I, Brian Merwin, hereby declare as follows:
1. I offer this supplemental testimony to respond to facts and arguments alleged in Canada’s Counter-Memorial Submission.
I. CELGAR’S ARBITRAGE PROJECT AND THE SALE OF CELGAR’S SELF-GENERATED
ELECTRICITY
2. In the first paragraph of its Counter-Memorial, Canada misrepresents Celgar’s Arbitrage Project. Citing to a 2008 memo I presented to Mercer’s Board, Canada makes the following false statement: “{Mercer} believed that its Celgar pulp mill was in a ‘unique’ position to purchase more electricity from FortisBC, its local utility, at low-cost regulated rates and then sell it as if it were its own ‘self-generated’ electricity to BC Hydro or an imaginary U.S. buyer.”1 This false characterization of Celgar’s plans to sell its self-generated electricity and accusations of “gaming” the system appear throughout Canada’s Counter-Memorial.2
3. The Arbitrage Project that I was exploring for Celgar in 2007 and 2008 in no way contemplated selling FortisBC’s energy to BC Hydro (or other third parties) as if it were Celgar’s own self-generated electricity.
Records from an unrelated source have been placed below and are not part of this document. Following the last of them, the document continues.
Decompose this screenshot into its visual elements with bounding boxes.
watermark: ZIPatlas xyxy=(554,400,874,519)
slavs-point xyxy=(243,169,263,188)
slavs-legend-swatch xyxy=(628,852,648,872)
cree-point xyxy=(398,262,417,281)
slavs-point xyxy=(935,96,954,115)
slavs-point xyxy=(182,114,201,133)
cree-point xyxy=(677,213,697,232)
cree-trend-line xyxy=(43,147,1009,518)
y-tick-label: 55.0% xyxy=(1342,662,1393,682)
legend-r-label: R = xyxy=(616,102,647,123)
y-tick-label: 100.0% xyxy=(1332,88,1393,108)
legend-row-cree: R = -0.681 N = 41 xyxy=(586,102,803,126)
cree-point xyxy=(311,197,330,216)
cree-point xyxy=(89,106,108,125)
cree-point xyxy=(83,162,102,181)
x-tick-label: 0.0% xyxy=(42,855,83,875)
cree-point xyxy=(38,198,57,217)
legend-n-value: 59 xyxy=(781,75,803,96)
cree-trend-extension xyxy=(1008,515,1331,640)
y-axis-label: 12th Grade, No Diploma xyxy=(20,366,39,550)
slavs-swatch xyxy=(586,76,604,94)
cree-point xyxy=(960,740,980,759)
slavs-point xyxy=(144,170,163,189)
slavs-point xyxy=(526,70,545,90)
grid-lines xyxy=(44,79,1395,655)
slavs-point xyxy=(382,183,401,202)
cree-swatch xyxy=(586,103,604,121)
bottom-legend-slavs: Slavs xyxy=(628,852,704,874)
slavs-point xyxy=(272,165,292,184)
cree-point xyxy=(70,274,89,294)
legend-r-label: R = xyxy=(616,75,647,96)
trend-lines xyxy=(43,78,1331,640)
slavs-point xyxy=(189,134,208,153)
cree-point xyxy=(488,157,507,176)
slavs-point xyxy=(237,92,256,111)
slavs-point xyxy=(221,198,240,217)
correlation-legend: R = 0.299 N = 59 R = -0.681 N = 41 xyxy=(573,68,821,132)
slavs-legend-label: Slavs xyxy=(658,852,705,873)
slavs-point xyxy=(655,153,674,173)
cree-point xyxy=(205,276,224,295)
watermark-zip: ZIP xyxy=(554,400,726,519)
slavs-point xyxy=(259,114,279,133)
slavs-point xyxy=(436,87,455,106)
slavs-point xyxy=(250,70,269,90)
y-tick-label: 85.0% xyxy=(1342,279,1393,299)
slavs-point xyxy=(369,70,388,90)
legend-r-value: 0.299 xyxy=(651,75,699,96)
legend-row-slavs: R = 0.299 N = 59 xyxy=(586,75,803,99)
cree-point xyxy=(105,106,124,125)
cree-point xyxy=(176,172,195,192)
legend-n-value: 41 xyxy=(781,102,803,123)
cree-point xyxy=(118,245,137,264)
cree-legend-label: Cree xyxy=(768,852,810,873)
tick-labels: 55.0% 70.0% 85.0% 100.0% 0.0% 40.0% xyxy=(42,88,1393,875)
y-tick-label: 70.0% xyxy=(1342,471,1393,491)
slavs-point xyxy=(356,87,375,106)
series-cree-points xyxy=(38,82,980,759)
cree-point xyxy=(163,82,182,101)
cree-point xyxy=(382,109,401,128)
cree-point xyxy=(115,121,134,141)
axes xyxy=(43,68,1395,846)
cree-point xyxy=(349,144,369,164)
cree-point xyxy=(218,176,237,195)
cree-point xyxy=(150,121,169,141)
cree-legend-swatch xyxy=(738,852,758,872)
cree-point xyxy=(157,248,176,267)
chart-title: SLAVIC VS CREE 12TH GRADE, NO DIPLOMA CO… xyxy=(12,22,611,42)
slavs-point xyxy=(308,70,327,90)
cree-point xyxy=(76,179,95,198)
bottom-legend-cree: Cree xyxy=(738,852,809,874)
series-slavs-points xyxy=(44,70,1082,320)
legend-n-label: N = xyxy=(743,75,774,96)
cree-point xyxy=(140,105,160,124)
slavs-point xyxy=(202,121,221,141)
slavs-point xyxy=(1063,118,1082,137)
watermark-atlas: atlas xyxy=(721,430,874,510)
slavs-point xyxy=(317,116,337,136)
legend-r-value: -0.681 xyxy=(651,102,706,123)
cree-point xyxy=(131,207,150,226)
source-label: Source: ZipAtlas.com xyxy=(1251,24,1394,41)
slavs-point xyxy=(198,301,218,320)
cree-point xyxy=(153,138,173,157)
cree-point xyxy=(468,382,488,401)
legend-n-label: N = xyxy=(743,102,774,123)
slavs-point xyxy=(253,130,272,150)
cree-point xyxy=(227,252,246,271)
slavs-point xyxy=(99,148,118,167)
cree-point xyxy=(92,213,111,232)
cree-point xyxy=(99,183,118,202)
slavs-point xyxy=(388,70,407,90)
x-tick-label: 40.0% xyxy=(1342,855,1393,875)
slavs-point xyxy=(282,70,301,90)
The Arbitrage Project did examine the possible sale of Celgar’s own self-generated electricity to third parties, while simultaneously purchasing electricity from Celgar’s utility (Fortis BC) to meet the pulp mill’s electricity needs. Canada’s suggestion that Celgar had orchestrated a scheme to sell FortisBC’s electricity as its own is not only false,3 it also betrays a fundamental misunderstanding and misrepresentation of the modern electricity market and distribution system.